Thank you for the opportunity to have us appear before you today.
My name is Dr. Lindsay Hundley, and I am the global threat intelligence lead at Meta. My work is focused on producing intelligence to identify, disrupt and deter adversarial threats on our platforms. I've worked to counter these threats at Meta for the past three years, and my work at the company draws on over 10 years of experience as a researcher focused on issues related to foreign interference, including in my doctoral work at Stanford University and during research fellowships at both Stanford University and Harvard Kennedy School.
I'm joined today by Rachel Curran, the head of public policy for Canada.
At Meta, we work hard to identify and counter foreign adversarial threats, including hacking and cyber-espionage campaigns as well as influence operations—what we call coordinated inauthentic behaviour, or CIB. Meta defines CIB as any coordinated effort to manipulate public debate for a strategic goal in which fake accounts are central to the operation. CIB occurs when users coordinate with one another and use fake accounts to mislead others about who they are and what they are doing.
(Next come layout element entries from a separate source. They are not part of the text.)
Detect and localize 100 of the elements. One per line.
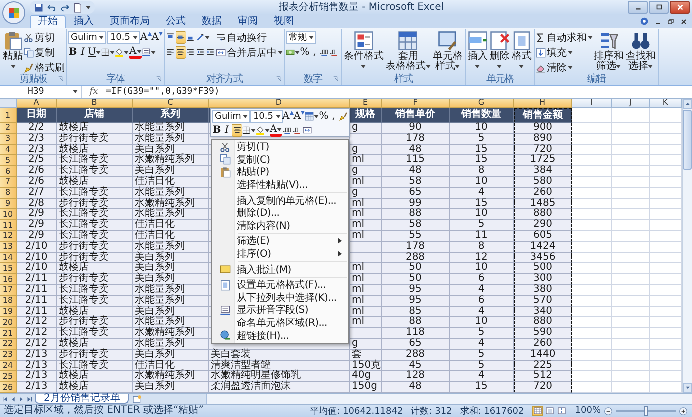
ribbon-button[interactable]: 剪切 bbox=[24, 31, 55, 44]
menu-item[interactable]: 从下拉列表中选择(K)... bbox=[213, 292, 347, 304]
menu-item[interactable]: 剪切(T) bbox=[213, 141, 347, 154]
toolbar-button[interactable] bbox=[142, 46, 156, 59]
menu-item[interactable]: 插入批注(M) bbox=[213, 263, 347, 276]
close-button[interactable] bbox=[670, 1, 690, 14]
column-header[interactable]: E bbox=[350, 99, 382, 108]
toolbar-button[interactable]: , bbox=[310, 46, 320, 59]
office-button[interactable] bbox=[2, 1, 26, 25]
menu-item[interactable]: 复制(C) bbox=[213, 154, 347, 166]
row-header[interactable]: 23 bbox=[0, 350, 17, 361]
row-header[interactable]: 5 bbox=[0, 155, 17, 166]
scroll-down-button[interactable] bbox=[683, 383, 692, 393]
row-header[interactable]: 14 bbox=[0, 252, 17, 264]
toolbar-button[interactable]: A bbox=[282, 110, 294, 123]
undo-icon[interactable] bbox=[47, 2, 57, 12]
toolbar-button[interactable]: U bbox=[88, 46, 102, 59]
toolbar-button[interactable] bbox=[176, 46, 186, 59]
column-header[interactable]: K bbox=[650, 99, 682, 108]
ribbon-tab[interactable]: 视图 bbox=[266, 15, 302, 28]
menu-item[interactable]: 选择性粘贴(V)... bbox=[213, 178, 347, 192]
row-header[interactable]: 3 bbox=[0, 134, 17, 145]
row-header[interactable]: 25 bbox=[0, 371, 17, 382]
ribbon-tab[interactable]: 插入 bbox=[66, 15, 102, 28]
column-header[interactable]: I bbox=[572, 99, 612, 108]
menu-item[interactable]: 清除内容(N) bbox=[213, 220, 347, 232]
toolbar-button[interactable] bbox=[256, 124, 270, 137]
ribbon-tab[interactable]: 公式 bbox=[158, 15, 194, 28]
row-header[interactable]: 21 bbox=[0, 328, 17, 339]
toolbar-button[interactable] bbox=[115, 46, 130, 59]
column-header[interactable]: B bbox=[57, 99, 133, 108]
column-header[interactable]: C bbox=[133, 99, 209, 108]
ribbon-tab[interactable]: 数据 bbox=[194, 15, 230, 28]
row-header[interactable]: 4 bbox=[0, 144, 17, 156]
close-icon[interactable] bbox=[680, 18, 688, 26]
toolbar-button[interactable]: I bbox=[222, 124, 232, 137]
toolbar-button[interactable]: , bbox=[328, 110, 339, 123]
first-sheet-icon[interactable] bbox=[2, 396, 9, 402]
ribbon-button[interactable]: 填充 bbox=[536, 46, 573, 59]
normal-view-button[interactable] bbox=[532, 406, 544, 416]
zoom-out-icon[interactable] bbox=[604, 406, 613, 416]
ribbon-button[interactable]: 套用 表格格式 bbox=[384, 29, 432, 73]
toolbar-button[interactable]: A bbox=[152, 31, 163, 44]
toolbar-button[interactable] bbox=[304, 110, 319, 123]
row-header[interactable]: 7 bbox=[0, 176, 17, 188]
zoom-level[interactable]: 100% bbox=[575, 406, 601, 416]
row-header[interactable]: 17 bbox=[0, 284, 17, 296]
toolbar-button[interactable]: A bbox=[140, 31, 152, 44]
menu-item[interactable]: 筛选(E) bbox=[213, 235, 347, 248]
ribbon-button[interactable]: 自动求和 bbox=[536, 31, 593, 44]
column-header[interactable]: G bbox=[450, 99, 514, 108]
ribbon-button[interactable]: 格式 bbox=[510, 29, 533, 73]
menu-item[interactable]: 排序(O) bbox=[213, 248, 347, 260]
row-header[interactable]: 6 bbox=[0, 166, 17, 177]
name-box[interactable]: H39 bbox=[0, 86, 82, 98]
formula-field[interactable]: =IF(G39="",0,G39*F39) bbox=[106, 87, 692, 97]
row-header[interactable]: 2 bbox=[0, 123, 17, 134]
maximize-button[interactable] bbox=[649, 1, 669, 14]
row-header[interactable]: 10 bbox=[0, 209, 17, 220]
row-header[interactable]: 18 bbox=[0, 296, 17, 307]
save-icon[interactable] bbox=[34, 2, 44, 12]
row-header[interactable]: 13 bbox=[0, 242, 17, 253]
column-header[interactable]: F bbox=[382, 99, 450, 108]
ribbon-button[interactable]: 删除 bbox=[488, 29, 511, 73]
column-header[interactable]: D bbox=[209, 99, 350, 108]
toolbar-button[interactable] bbox=[232, 124, 242, 137]
ribbon-button[interactable]: 复制 bbox=[24, 46, 55, 59]
row-header[interactable]: 8 bbox=[0, 188, 17, 199]
column-header[interactable]: H bbox=[514, 99, 572, 108]
zoom-in-icon[interactable] bbox=[679, 406, 688, 416]
row-header[interactable]: 15 bbox=[0, 263, 17, 274]
toolbar-button[interactable] bbox=[242, 124, 256, 137]
ribbon-button[interactable]: 格式刷 bbox=[24, 61, 65, 74]
horizontal-scrollbar[interactable] bbox=[206, 394, 692, 404]
ribbon-button[interactable]: 自动换行 bbox=[216, 31, 267, 44]
dropdown-field[interactable]: 10.5 bbox=[250, 110, 282, 123]
menu-item[interactable]: 设置单元格格式(F)... bbox=[213, 278, 347, 292]
sheet-tab[interactable]: 2月份销售记录单 bbox=[35, 394, 130, 404]
toolbar-button[interactable] bbox=[176, 31, 186, 44]
scroll-thumb[interactable] bbox=[683, 110, 692, 170]
menu-item[interactable]: 命名单元格区域(R)... bbox=[213, 316, 347, 330]
toolbar-button[interactable] bbox=[101, 46, 116, 59]
slider-thumb[interactable] bbox=[644, 406, 648, 416]
ribbon-button[interactable]: 插入 bbox=[466, 29, 489, 73]
row-header[interactable]: 12 bbox=[0, 230, 17, 242]
page-layout-button[interactable] bbox=[544, 406, 556, 416]
ribbon-button[interactable]: 排序和 筛选 bbox=[592, 29, 625, 73]
row-header[interactable]: 9 bbox=[0, 198, 17, 210]
row-header[interactable]: 22 bbox=[0, 338, 17, 350]
menu-item[interactable]: 插入复制的单元格(E)... bbox=[213, 194, 347, 207]
toolbar-button[interactable]: I bbox=[78, 46, 88, 59]
menu-item[interactable]: 删除(D)... bbox=[213, 206, 347, 220]
page-break-button[interactable] bbox=[556, 406, 568, 416]
menu-item[interactable]: 超链接(H)... bbox=[213, 329, 347, 342]
ribbon-button[interactable]: 查找和 选择 bbox=[624, 29, 657, 73]
redo-icon[interactable] bbox=[60, 2, 70, 12]
dropdown-field[interactable]: 常规 bbox=[286, 31, 316, 44]
toolbar-button[interactable]: A bbox=[294, 110, 305, 123]
row-header[interactable]: 26 bbox=[0, 382, 17, 393]
toolbar-button[interactable]: B bbox=[212, 124, 222, 137]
At Meta, we believe that authenticity is a cornerstone of our community. Our community standards prohibit inauthentic behaviour, including by users who seek to misrepresent themselves, use fake accounts or artificially boost the popularity of content. This policy is intended to protect the security of user accounts and our services and create a space where people can trust the people and communities that they interact with on our platforms.
We also know that threat actors are working to interfere with and manipulate public debate. They try to exploit societal divisions, promote fraud, influence elections and target authentic social engagement. Stopping these bad actors is one of our highest priorities, and that is why we've invested significantly in people and technology to combat inauthentic behaviour at scale.
The security teams at Meta have developed policies, automated detection tools and enforcement frameworks to tackle deceptive campaigns, both foreign and domestic. These investments in technology have enabled us to stop millions of attempts to create fake accounts every day and to detect and remove millions more, often within minutes after creation. Just this year, Meta has disabled nearly two billion fake accounts, and the vast majority, over 99%, were identified proactively.
Our strategy to counter these adversarial threats has three main components. First there are expert-led investigations to uncover the most sophisticated operations. Second is public disclosure and information-sharing to enable cross-societal defences, and third are product and engineering efforts to build the insights derived from our investigations and turn them into more effective, scaled and automated detection and enforcement.
A key component of this strategy is our public quarterly threat reports. Since we began this work, we've taken down and disclosed more than 200 covert influence operations from 68 countries that operated in 40 languages, from Amharic to Urdu to Russian to Chinese. Sharing this information has enabled our teams, investigative journalists, government officials and industry peers to better understand and expose Internet-wide security risks, including ahead of critical elections.
We've also shared detailed technical indicators linked to these networks in a public-facing repository hosted on GitHub, which contains more than 7,000 indicators of influence operations activity across the Internet.
Before I close, I'd like to touch on a few trends that we're monitoring in the global threat landscape.
To start, Russia, Iran and China remain the top three sources of foreign interference networks globally. We have removed nearly 40 operations from Russia that target audiences around the world, including four new operations in just this past quarter. Russian-origin operations have become overwhelmingly one-sided over the past two years, pushing narratives to support those who are less supportive of Ukraine.
Likewise, China-origin operations have evolved significantly in recent years to target broader, more global audiences, including in languages other than Chinese. These operations have continued to diversify their tactics, including targeting critics of the Chinese government, attempting to co-opt authentic individuals and using AI-generated news readers in an attempt to make fictitious news outlets look more legitimate.
Finally, we've seen threat actors increasingly decentralize their operations to withstand disruptions from any singular platform. We've seen them outsource their deceptive campaigns increasingly to private firms. We are also seeing them leverage generative AI technologies to produce higher volumes of original content at scale, though their abuse of these technologies has not impeded our ability to detect and remove these operations.
I would be happy to discuss any of these trends in more detail.
I want to close by saying that countering foreign influence operations is a whole-of-society effort, which is why we engage with our industry peers, independent researchers, journalists, government and law enforcement.
Thank you so much for your focus on this work. We look forward to answering your questions.